Wednesday, June 26, 2013
C3.17 (Oudemanhuispoort)
With regard to inner-European migration processes, geographically mobile students are seen as an important group. This has not merely to do with the significant size of the group, but also because it is widely assumed that student mobility promotes further transnational mobility, thus contributing to European integration and the functioning of a European labour market. Existing academic literature has repeatedly pointed to this relationship and explained such mobility (in a rather static way) as the outcome of different factors and individual decision-making. However, by asking how these former students become geographically mobile again, this paper takes a processual perspective, instead of perceiving mobility as the outcome of a one-time choice.

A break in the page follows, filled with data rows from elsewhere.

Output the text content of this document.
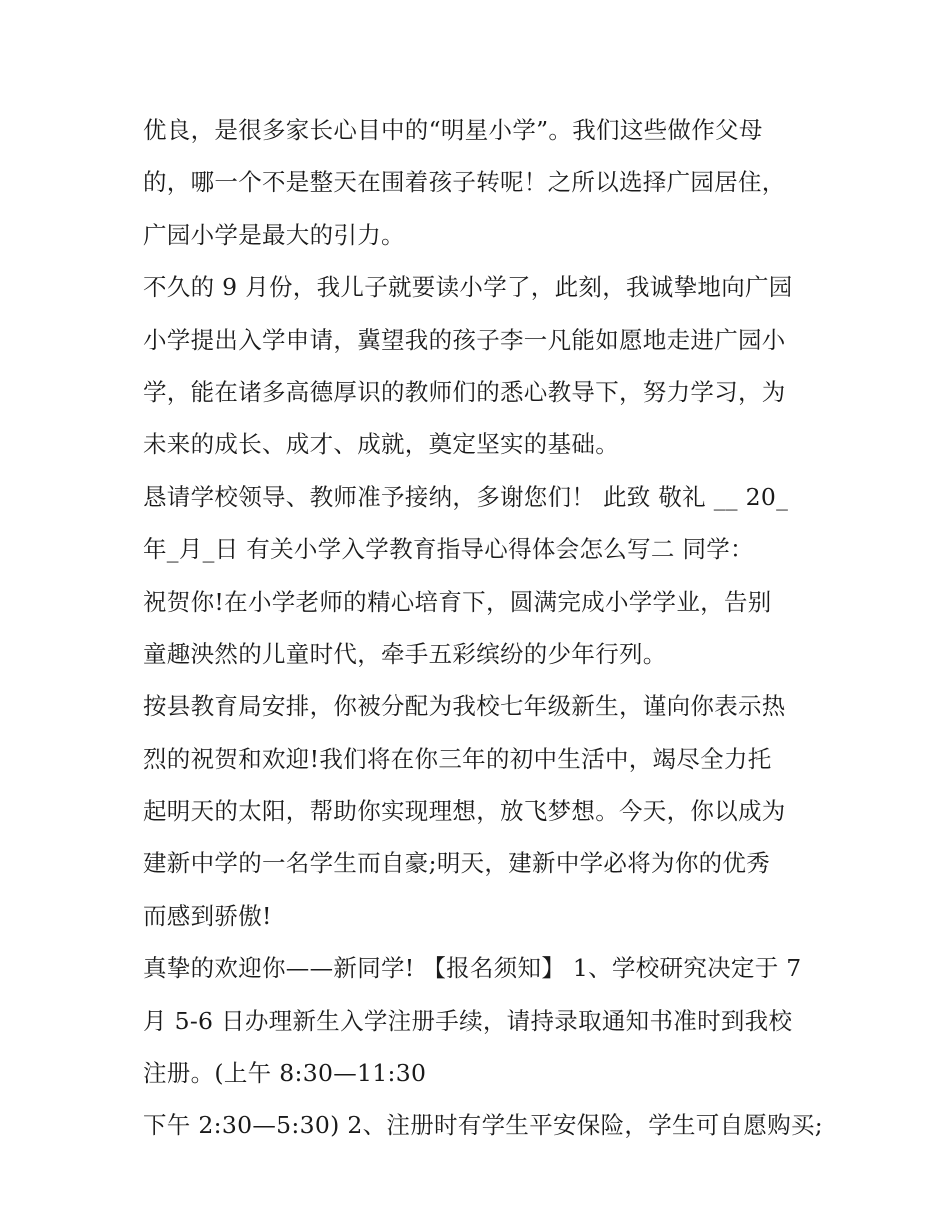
优良，是很多家长心目中的“明星小学”。我们这些做作父母
的，哪一个不是整天在围着孩子转呢！之所以选择广园居住，
广园小学是最大的引力。
不久的 9 月份，我儿子就要读小学了，此刻，我诚挚地向广园
小学提出入学申请，冀望我的孩子李一凡能如愿地走进广园小
学，能在诸多高德厚识的教师们的悉心教导下，努力学习，为
未来的成长、成才、成就，奠定坚实的基础。
恳请学校领导、教师准予接纳，多谢您们！ 此致 敬礼 __ 20_
年_月_日 有关小学入学教育指导心得体会怎么写二 同学：
祝贺你!在小学老师的精心培育下，圆满完成小学学业，告别
童趣泱然的儿童时代，牵手五彩缤纷的少年行列。
按县教育局安排，你被分配为我校七年级新生，谨向你表示热
烈的祝贺和欢迎!我们将在你三年的初中生活中，竭尽全力托
起明天的太阳，帮助你实现理想，放飞梦想。今天，你以成为
建新中学的一名学生而自豪;明天，建新中学必将为你的优秀
而感到骄傲!
真挚的欢迎你——新同学! 【报名须知】 1、学校研究决定于 7
月 5-6 日办理新生入学注册手续，请持录取通知书准时到我校
注册。(上午 8:30—11:30
下午 2:30—5:30) 2、注册时有学生平安保险，学生可自愿购买;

Empirically, the analysis is based on narrative-biographical interviews with Germans who graduated abroad 2005 or earlier. Contrary to most research dealing with student mobility, the focus is thus not on students participating in the EU’s widely known ERASMUS scheme, but on the largely disregarded group of students who go abroad for a whole degree programme. The process of becoming mobile is analysed by reconstructing the interviewees’ different mobility trajectories, distinguishing between those who crossed country borders again after graduation and those who did not. Such a comparison allows the opportunity to regard mobility as the result of a process involving specific forms of social embeddedness, prior biographical experiences of mobility and specific sequences of events in order to occur.